Photo : Joseph Sharp (Unsplash.com)

Ça s’appelle la biométhanisation, et on nous présente ça comme la production de gaz naturel renouvelable (GNR), donc bonne pour l’environnement. Comme pour l’auto électrique, dont je vous parlais dans ma dernière chronique, ça ressemble à un autre mirage.

De tout temps, le fumier des animaux constitue le meilleur engrais pour régénérer et fertiliser nos terres en culture. Composté surtout, le fumier animal demeure l’engrais le plus complet et le plus efficace dans le temps. Les petits tas de fumier derrière l’étable de nos grands-parents étaient du fumier-nature, mêlé à la paille des litières d’animaux, donc moitié composté. Même les producteurs bio qui n’élèvent pas d’animaux cherchent à s’en procurer (Acti-Sol).

La malédiction du lisier

Quand est arrivé le libre-échange, au début des années 1990, les agriculteurs se sont lancés dans la production porcine pour exporter. Ce fut le début de l’agriculture industrielle intensive. On se souvient tous de la guerre des cochons qui a sévi un peu partout dans les campagnes québécoises. Pour faciliter l’entretien de ces porcheries industrielles où on enferme des milliers de cochons, notre ministère de l’Environnement s’est empressé de permettre aux producteurs de gérer ces fumiers sous forme liquide, et a exigé la construction de fosses pour contenir ces grandes quantités de lisier dans lequel les déjections animales sont mêlées à 90 % d’eau.

Les citoyens ont sonné l’alarme par crainte que ces quantités astronomiques de lisier, chargé d’azote et de phosphore, soient déversées sans contrôle dans les champs environnants et atteignent les cours d’eau et les nappes phréatiques. Et c’est ce qui s’est produit : de plus en plus de municipalités et de particuliers ont des problèmes de nitrates dans leurs sources d’eau potable, et tous nos ruisseaux et rivières ont dépassé le seuil d’eutrophisation, c’est-à-dire le seuil au-delà duquel les poissons meurent et les algues prennent le dessus. Bien géré, le lisier demeure un engrais naturel possible.

Les engrais chimiques

On pourrait se réjouir qu’on veuille faire du gaz naturel avec ce maudit lisier empesté, qui est aussi devenu la règle dans les fermes laitières. Mais la méthanisation de ces fumiers ne fera que déplacer et aggraver le mal. Car si on va de l’avant avec la méthanisation des fumiers solides et liquides, par quoi va-t-on les remplacer pour fertiliser les champs, vous pensez ?

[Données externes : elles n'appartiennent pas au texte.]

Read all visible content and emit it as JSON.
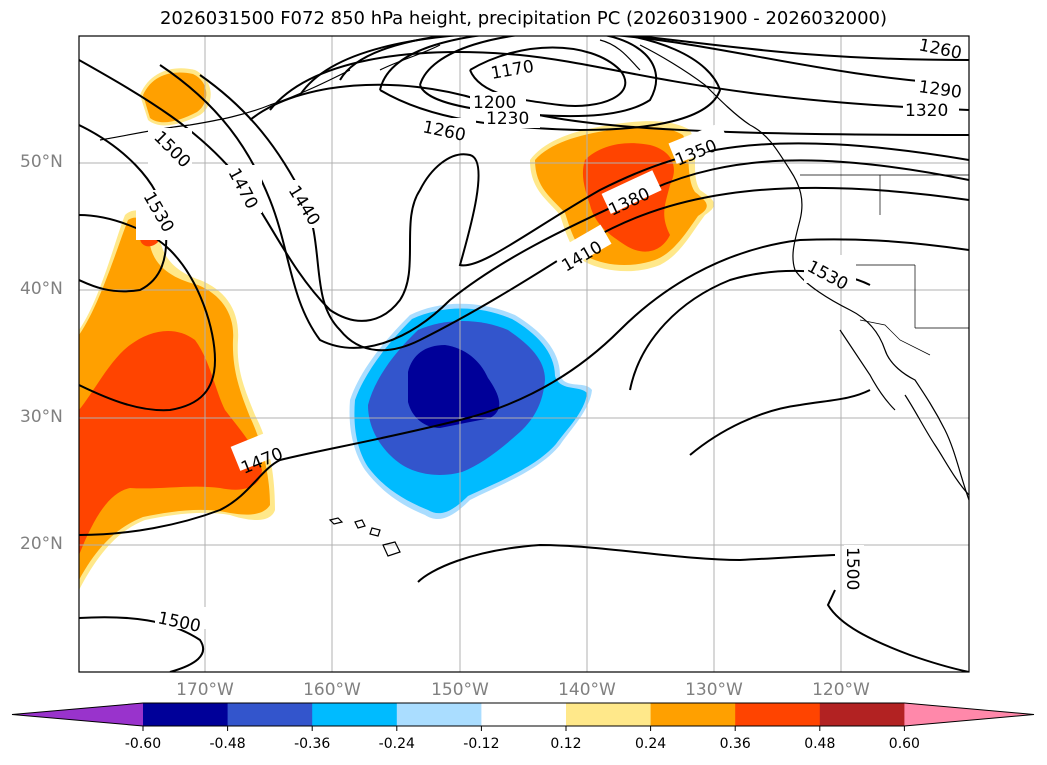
{
  "title": "2026031500 F072 850 hPa height, precipitation PC (2026031900 - 2026032000)",
  "map": {
    "lat_labels": [
      "50°N",
      "40°N",
      "30°N",
      "20°N"
    ],
    "lon_labels": [
      "170°W",
      "160°W",
      "150°W",
      "140°W",
      "130°W",
      "120°W"
    ],
    "contour_labels": [
      "1170",
      "1200",
      "1230",
      "1260",
      "1260",
      "1290",
      "1320",
      "1350",
      "1380",
      "1410",
      "1440",
      "1470",
      "1470",
      "1500",
      "1500",
      "1500",
      "1530",
      "1530"
    ]
  },
  "colorbar": {
    "tick_labels": [
      "-0.60",
      "-0.48",
      "-0.36",
      "-0.24",
      "-0.12",
      "0.12",
      "0.24",
      "0.36",
      "0.48",
      "0.60"
    ],
    "colors": [
      "#9933cc",
      "#000099",
      "#3355cc",
      "#00bbff",
      "#aaddff",
      "#ffffff",
      "#ffe88a",
      "#ffa000",
      "#ff4400",
      "#b22222",
      "#ff88aa"
    ]
  }
}
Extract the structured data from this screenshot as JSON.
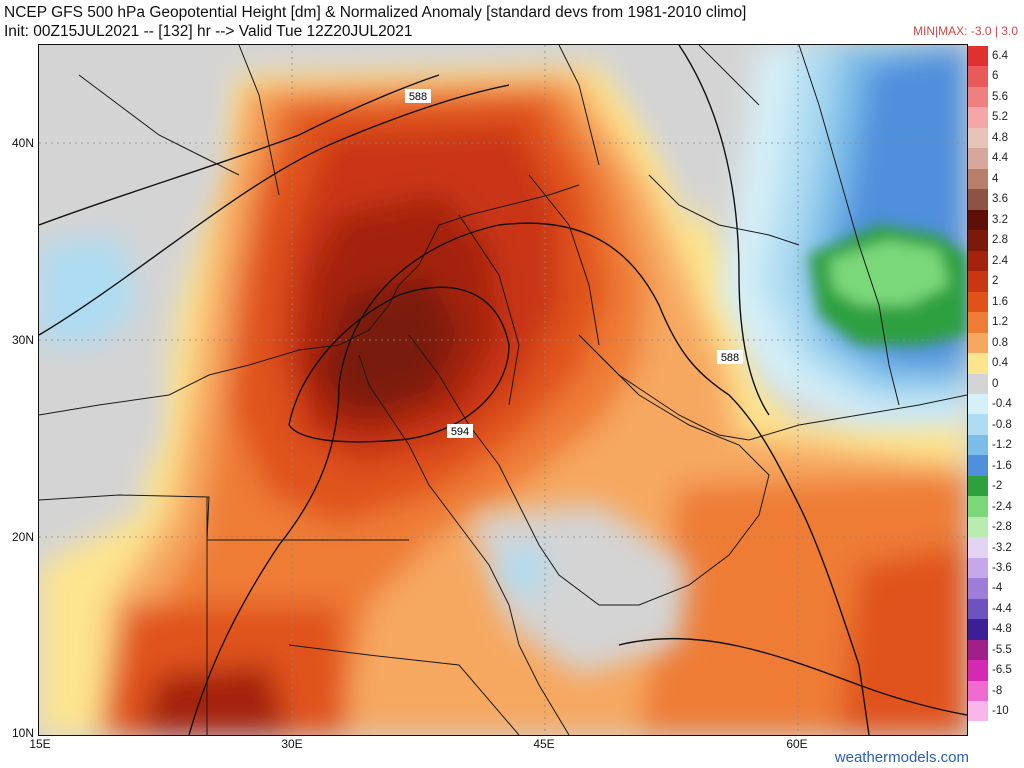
{
  "header": {
    "title": "NCEP GFS 500 hPa Geopotential Height [dm] & Normalized Anomaly [standard devs from 1981-2010 climo]",
    "subtitle": "Init: 00Z15JUL2021 -- [132] hr --> Valid Tue 12Z20JUL2021",
    "minmax": "MIN|MAX: -3.0 | 3.0"
  },
  "axes": {
    "lat_labels": [
      "40N",
      "30N",
      "20N",
      "10N"
    ],
    "lon_labels": [
      "15E",
      "30E",
      "45E",
      "60E"
    ]
  },
  "contours": {
    "labels": [
      "588",
      "588",
      "594"
    ]
  },
  "colorbar": {
    "ticks": [
      "6.4",
      "6",
      "5.6",
      "5.2",
      "4.8",
      "4.4",
      "4",
      "3.6",
      "3.2",
      "2.8",
      "2.4",
      "2",
      "1.6",
      "1.2",
      "0.8",
      "0.4",
      "0",
      "-0.4",
      "-0.8",
      "-1.2",
      "-1.6",
      "-2",
      "-2.4",
      "-2.8",
      "-3.2",
      "-3.6",
      "-4",
      "-4.4",
      "-4.8",
      "-5.5",
      "-6.5",
      "-8",
      "-10"
    ],
    "colors": [
      "#e03030",
      "#e85a5a",
      "#f07f7f",
      "#f5a6a6",
      "#e8c4b8",
      "#d6a79a",
      "#b57f6c",
      "#8c5444",
      "#5c1008",
      "#7a1a0a",
      "#a4230f",
      "#c93612",
      "#e0521a",
      "#ee7c34",
      "#f6a860",
      "#fde48e",
      "#d4d4d4",
      "#d6f0f8",
      "#aedcf2",
      "#7cbde8",
      "#4f8fdc",
      "#2ea040",
      "#7ad87a",
      "#b8ecb0",
      "#e2d4f2",
      "#c4a8ea",
      "#9c7ed9",
      "#6e52c0",
      "#3c1e96",
      "#a0208a",
      "#d42ab2",
      "#f06ad0",
      "#f8b6ea"
    ]
  },
  "credit": "weathermodels.com"
}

Par des engrais chimiques à base d’azote, de phosphore et de potassium de synthèse. Ces engrais magiques ne sont pas des engrais complets ni naturels : ils ne contiennent aucun des 40 oligo-éléments tout aussi indispensables à l’équilibre de la vie. Surtout, ils ne contiennent pas de matière organique. L’azote, le phosphore et le potassium y étant offerts sous forme minérale et soluble – donc directement assimilable par les plantes, un peu comme un sérum qu’on donne à un malade incapable de s’alimenter naturellement –, ils nourrissent la plante mais pas le sol, qui s’atrophie peu à peu, au point de ne devenir qu’un soutien physique aux plantes. Les engrais chimiques court-circuitent tout le cycle vital du sol, et entraînent au surplus l’utilisation de pesticides contre les ravageurs et les maladies. Quant à l’utilisation des résidus de la biométhanisation (digestat), on a constaté récemment que ceux provenant de la biométhanisation des boues septiques se sont avérés hautement toxiques.

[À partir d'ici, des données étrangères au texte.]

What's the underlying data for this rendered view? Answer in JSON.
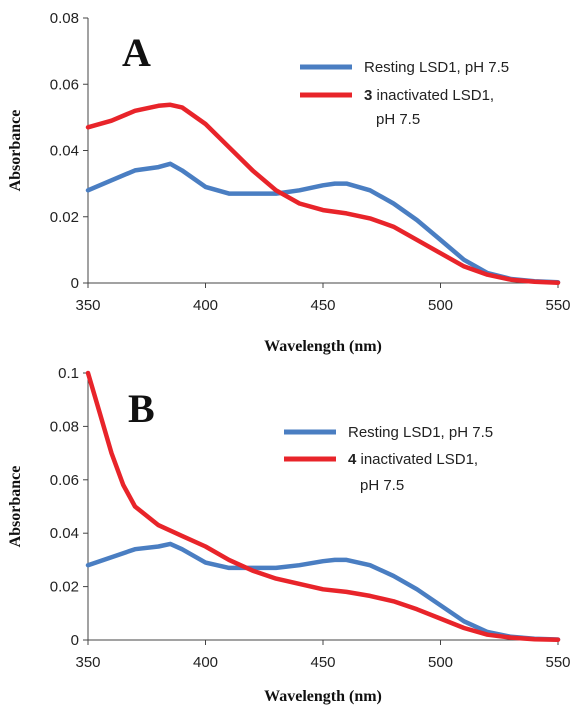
{
  "chart_data": [
    {
      "type": "line",
      "panel_label": "A",
      "xlabel": "Wavelength (nm)",
      "ylabel": "Absorbance",
      "xlim": [
        350,
        550
      ],
      "ylim": [
        0,
        0.08
      ],
      "x_ticks": [
        "350",
        "400",
        "450",
        "500",
        "550"
      ],
      "y_ticks": [
        "0",
        "0.02",
        "0.04",
        "0.06",
        "0.08"
      ],
      "legend_position": "top-right",
      "series": [
        {
          "name": "Resting LSD1, pH 7.5",
          "color": "#4a7ec2",
          "x": [
            350,
            360,
            370,
            380,
            385,
            390,
            400,
            410,
            420,
            430,
            440,
            450,
            455,
            460,
            470,
            480,
            490,
            500,
            510,
            520,
            530,
            540,
            550
          ],
          "y": [
            0.028,
            0.031,
            0.034,
            0.035,
            0.036,
            0.034,
            0.029,
            0.027,
            0.027,
            0.027,
            0.028,
            0.0295,
            0.03,
            0.03,
            0.028,
            0.024,
            0.019,
            0.013,
            0.007,
            0.003,
            0.0012,
            0.0005,
            0.0002
          ]
        },
        {
          "name": "3 inactivated  LSD1, pH 7.5",
          "name_number": "3",
          "name_rest_line1": " inactivated  LSD1,",
          "name_line2": "pH 7.5",
          "color": "#e8242a",
          "x": [
            350,
            360,
            370,
            380,
            385,
            390,
            400,
            410,
            420,
            430,
            440,
            450,
            460,
            470,
            480,
            490,
            500,
            510,
            520,
            530,
            540,
            550
          ],
          "y": [
            0.047,
            0.049,
            0.052,
            0.0535,
            0.0538,
            0.053,
            0.048,
            0.041,
            0.034,
            0.028,
            0.024,
            0.022,
            0.021,
            0.0195,
            0.017,
            0.013,
            0.009,
            0.005,
            0.0025,
            0.001,
            0.0004,
            0.0001
          ]
        }
      ]
    },
    {
      "type": "line",
      "panel_label": "B",
      "xlabel": "Wavelength (nm)",
      "ylabel": "Absorbance",
      "xlim": [
        350,
        550
      ],
      "ylim": [
        0,
        0.1
      ],
      "x_ticks": [
        "350",
        "400",
        "450",
        "500",
        "550"
      ],
      "y_ticks": [
        "0",
        "0.02",
        "0.04",
        "0.06",
        "0.08",
        "0.1"
      ],
      "legend_position": "top-right",
      "series": [
        {
          "name": "Resting LSD1, pH 7.5",
          "color": "#4a7ec2",
          "x": [
            350,
            360,
            370,
            380,
            385,
            390,
            400,
            410,
            420,
            430,
            440,
            450,
            455,
            460,
            470,
            480,
            490,
            500,
            510,
            520,
            530,
            540,
            550
          ],
          "y": [
            0.028,
            0.031,
            0.034,
            0.035,
            0.036,
            0.034,
            0.029,
            0.027,
            0.027,
            0.027,
            0.028,
            0.0295,
            0.03,
            0.03,
            0.028,
            0.024,
            0.019,
            0.013,
            0.007,
            0.003,
            0.0012,
            0.0005,
            0.0002
          ]
        },
        {
          "name": "4 inactivated LSD1, pH 7.5",
          "name_number": "4",
          "name_rest_line1": " inactivated LSD1,",
          "name_line2": "pH 7.5",
          "color": "#e8242a",
          "x": [
            350,
            355,
            360,
            365,
            370,
            380,
            390,
            400,
            410,
            420,
            430,
            440,
            450,
            460,
            470,
            480,
            490,
            500,
            510,
            520,
            530,
            540,
            550
          ],
          "y": [
            0.1,
            0.085,
            0.07,
            0.058,
            0.05,
            0.043,
            0.039,
            0.035,
            0.03,
            0.026,
            0.023,
            0.021,
            0.019,
            0.018,
            0.0165,
            0.0145,
            0.0115,
            0.008,
            0.0045,
            0.002,
            0.0009,
            0.0003,
            0.0001
          ]
        }
      ]
    }
  ]
}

Choisir la biométhanisation des fumiers, c’est s’enfoncer encore un peu plus dans un modèle d’agriculture industrielle qui tue les sols et les rivières, et nous tue, nous aussi, à petit feu. Faire du gaz avec les fumiers, faire de l’éthanol avec du maïs, fabriquer de la viande et du lait en laboratoire, robotiser les fermes, c’est détruire toujours un peu plus l’équilibre naturel des écosystèmes. Les compagnies de gaz y voient une porte de secours, nos gouvernements subventionnent au nom de l’économie verte, mais nous tous, on s’enfonce chaque jour un peu plus, au nom du progrès.